By Stephen King
- Pub Date: 2024
- Genre: Short Stories
- Where I bought this book: Barnes & Nobel, Florence, Ky.
- Why I bought this book: If you have to ask ...
Random thoughts that arose while reading King's latest collection. (May contain spoilers, but I tried to make them non-specific.)
It's a collection of stories by Stephen King, so tropes will abound. But aliens? Aliens who save us?
Indeed, some of King's worst flaws -- overwriting, repetition, and echoes of and references to previous tales -- abound and get a little tiresome after a while. An editor could fix that. Perhaps listen to her?
Geography nitpick. If you live in Upper Manhattan, you cannot walk nine blocks to Central Park.
Too many of the stories centered around the fears and meanderings of an old white guy. (OK, some were about middle-aged white guys.) Rattlesnakes, the sequel to Cujo, highlighted this trend. It went on and on and on and on -- and on and on -- sort of like the original.

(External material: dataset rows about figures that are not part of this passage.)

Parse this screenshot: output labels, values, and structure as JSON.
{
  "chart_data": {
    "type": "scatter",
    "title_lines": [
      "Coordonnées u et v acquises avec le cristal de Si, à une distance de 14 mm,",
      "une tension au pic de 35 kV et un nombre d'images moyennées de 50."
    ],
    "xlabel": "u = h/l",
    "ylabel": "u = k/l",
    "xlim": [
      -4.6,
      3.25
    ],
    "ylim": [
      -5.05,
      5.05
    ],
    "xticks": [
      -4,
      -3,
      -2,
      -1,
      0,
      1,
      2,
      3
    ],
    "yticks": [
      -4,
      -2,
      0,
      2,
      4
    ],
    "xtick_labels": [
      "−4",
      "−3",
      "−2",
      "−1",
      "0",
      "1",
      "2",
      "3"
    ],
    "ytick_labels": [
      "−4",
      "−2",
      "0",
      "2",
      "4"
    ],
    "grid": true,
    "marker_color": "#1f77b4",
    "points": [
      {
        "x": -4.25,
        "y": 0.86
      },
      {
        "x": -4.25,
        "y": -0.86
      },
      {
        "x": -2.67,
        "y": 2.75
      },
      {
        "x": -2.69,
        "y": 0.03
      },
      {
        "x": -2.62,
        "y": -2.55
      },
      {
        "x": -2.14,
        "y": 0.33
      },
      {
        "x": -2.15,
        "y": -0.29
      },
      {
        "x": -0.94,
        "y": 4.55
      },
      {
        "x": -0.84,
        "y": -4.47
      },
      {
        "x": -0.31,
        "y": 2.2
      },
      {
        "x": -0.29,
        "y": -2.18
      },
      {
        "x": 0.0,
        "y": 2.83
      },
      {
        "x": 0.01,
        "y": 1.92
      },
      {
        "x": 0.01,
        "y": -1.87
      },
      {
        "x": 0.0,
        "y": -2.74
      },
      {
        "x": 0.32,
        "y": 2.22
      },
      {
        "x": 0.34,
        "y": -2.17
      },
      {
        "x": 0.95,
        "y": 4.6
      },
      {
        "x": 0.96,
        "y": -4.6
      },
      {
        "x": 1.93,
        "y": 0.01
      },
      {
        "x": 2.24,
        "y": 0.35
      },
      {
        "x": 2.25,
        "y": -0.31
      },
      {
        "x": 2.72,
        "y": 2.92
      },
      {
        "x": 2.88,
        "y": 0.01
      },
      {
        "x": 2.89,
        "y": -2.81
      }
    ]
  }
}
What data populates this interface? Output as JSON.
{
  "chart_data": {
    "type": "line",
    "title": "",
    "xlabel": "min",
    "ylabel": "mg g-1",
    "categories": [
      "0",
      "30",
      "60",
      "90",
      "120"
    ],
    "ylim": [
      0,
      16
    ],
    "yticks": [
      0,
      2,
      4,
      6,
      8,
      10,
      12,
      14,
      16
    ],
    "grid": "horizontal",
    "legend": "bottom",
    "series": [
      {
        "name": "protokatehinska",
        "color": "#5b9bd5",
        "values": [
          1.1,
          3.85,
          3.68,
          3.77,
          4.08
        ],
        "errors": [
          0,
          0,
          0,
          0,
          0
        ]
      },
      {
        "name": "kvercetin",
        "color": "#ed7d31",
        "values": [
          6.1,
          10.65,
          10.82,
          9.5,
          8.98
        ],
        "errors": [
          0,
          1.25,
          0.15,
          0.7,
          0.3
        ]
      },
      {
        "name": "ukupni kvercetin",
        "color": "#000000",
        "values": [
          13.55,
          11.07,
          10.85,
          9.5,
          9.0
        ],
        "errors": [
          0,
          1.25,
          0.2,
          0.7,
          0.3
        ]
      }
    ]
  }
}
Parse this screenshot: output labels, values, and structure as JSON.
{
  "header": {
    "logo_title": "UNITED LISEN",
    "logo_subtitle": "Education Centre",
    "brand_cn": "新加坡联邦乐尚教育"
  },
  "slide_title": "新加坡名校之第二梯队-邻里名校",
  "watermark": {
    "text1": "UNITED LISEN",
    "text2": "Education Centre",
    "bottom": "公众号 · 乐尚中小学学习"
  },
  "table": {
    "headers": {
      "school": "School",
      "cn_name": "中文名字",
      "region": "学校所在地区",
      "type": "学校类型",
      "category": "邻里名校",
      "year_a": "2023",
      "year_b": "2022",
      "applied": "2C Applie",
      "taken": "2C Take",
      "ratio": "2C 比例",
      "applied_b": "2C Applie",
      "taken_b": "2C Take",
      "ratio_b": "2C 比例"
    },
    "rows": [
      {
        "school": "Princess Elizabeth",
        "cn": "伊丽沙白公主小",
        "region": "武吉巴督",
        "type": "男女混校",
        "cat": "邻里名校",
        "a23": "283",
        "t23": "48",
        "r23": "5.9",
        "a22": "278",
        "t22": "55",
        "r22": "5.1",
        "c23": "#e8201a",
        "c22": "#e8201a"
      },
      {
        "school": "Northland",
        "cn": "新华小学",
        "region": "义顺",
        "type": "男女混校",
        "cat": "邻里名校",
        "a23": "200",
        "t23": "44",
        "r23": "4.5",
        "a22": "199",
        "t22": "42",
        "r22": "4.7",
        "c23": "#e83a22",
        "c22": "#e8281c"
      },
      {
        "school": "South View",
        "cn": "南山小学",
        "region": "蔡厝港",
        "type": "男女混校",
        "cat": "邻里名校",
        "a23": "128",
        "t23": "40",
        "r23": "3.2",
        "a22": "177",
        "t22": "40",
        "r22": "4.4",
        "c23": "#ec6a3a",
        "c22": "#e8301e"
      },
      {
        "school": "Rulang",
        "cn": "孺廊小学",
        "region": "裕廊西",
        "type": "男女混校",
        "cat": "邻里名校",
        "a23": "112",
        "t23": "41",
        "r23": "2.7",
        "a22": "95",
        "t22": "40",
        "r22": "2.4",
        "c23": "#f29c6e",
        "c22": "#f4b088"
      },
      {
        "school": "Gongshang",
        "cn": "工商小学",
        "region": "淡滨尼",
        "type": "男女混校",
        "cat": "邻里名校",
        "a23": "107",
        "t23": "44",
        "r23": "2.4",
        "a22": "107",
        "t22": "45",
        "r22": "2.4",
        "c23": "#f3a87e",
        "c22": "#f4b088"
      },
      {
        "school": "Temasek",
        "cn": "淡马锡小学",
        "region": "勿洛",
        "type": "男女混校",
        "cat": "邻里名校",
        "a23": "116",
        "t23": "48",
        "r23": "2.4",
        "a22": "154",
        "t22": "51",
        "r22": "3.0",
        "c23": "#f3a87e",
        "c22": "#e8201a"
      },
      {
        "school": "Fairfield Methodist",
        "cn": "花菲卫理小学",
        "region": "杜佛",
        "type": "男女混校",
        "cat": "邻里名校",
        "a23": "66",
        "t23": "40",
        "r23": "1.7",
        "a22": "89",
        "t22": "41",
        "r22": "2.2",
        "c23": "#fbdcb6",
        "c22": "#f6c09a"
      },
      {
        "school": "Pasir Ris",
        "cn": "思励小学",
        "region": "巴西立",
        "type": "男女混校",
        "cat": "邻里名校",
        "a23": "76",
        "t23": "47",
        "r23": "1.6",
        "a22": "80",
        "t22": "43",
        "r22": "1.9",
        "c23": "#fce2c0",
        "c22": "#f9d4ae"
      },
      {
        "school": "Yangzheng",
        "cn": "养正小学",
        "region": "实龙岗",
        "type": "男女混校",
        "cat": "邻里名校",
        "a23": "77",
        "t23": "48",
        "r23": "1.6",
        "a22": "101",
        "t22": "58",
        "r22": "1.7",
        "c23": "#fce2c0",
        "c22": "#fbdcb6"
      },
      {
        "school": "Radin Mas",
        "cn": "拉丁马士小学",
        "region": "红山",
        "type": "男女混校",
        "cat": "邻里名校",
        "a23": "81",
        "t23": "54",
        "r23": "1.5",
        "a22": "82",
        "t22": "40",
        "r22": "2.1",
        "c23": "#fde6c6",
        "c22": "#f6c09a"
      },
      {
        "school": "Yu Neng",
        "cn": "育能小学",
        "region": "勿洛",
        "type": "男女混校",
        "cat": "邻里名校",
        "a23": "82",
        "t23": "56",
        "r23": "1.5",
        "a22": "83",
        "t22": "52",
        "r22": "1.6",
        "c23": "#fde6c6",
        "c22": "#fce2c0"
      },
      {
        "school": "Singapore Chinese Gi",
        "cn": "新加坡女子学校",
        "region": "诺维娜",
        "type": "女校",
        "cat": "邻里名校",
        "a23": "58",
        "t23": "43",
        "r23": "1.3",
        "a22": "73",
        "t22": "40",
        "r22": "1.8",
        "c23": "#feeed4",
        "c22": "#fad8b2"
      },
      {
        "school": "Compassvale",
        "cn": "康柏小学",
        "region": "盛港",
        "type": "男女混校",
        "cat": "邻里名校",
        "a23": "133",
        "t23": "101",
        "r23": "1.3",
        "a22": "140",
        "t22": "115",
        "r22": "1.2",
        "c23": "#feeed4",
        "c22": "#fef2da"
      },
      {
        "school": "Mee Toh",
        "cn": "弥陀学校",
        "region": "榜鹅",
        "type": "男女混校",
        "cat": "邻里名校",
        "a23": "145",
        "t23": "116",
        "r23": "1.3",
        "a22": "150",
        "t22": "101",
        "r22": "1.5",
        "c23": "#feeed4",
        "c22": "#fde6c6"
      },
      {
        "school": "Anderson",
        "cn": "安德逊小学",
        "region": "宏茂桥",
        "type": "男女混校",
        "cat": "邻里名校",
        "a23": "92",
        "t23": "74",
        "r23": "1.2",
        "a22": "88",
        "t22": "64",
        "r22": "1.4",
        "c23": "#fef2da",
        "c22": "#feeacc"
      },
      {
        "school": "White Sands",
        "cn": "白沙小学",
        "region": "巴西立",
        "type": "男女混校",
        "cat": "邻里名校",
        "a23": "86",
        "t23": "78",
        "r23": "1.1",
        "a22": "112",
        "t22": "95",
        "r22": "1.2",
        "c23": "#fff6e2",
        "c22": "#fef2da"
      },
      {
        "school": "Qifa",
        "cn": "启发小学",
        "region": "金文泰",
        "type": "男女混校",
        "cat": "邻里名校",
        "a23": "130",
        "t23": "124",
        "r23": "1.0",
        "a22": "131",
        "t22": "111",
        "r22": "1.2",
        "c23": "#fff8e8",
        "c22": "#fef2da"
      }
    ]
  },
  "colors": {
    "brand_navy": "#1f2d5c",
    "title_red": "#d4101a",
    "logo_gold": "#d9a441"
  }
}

The bizarre "I had a dream" alibi in the midst of a police procedural led by a bizarre police detective was, well, quite bizarre.
Starting a story about a man named Finn (should have been Fionn) with a nod to the Pogues is brilliant.
Laurie -- an oddly overly detailed story about an old man getting a dog -- may be the worst King story ever written. And yes, I believe I have read them all.
The final two stories, Dreamers and The Answer Man, are easily the best of the lot. They bumped the number of stars to the midpoint.
The title made little sense for this collection. I didn't find any of the stories particularly dark. King has written quite a few, but these don't measure up.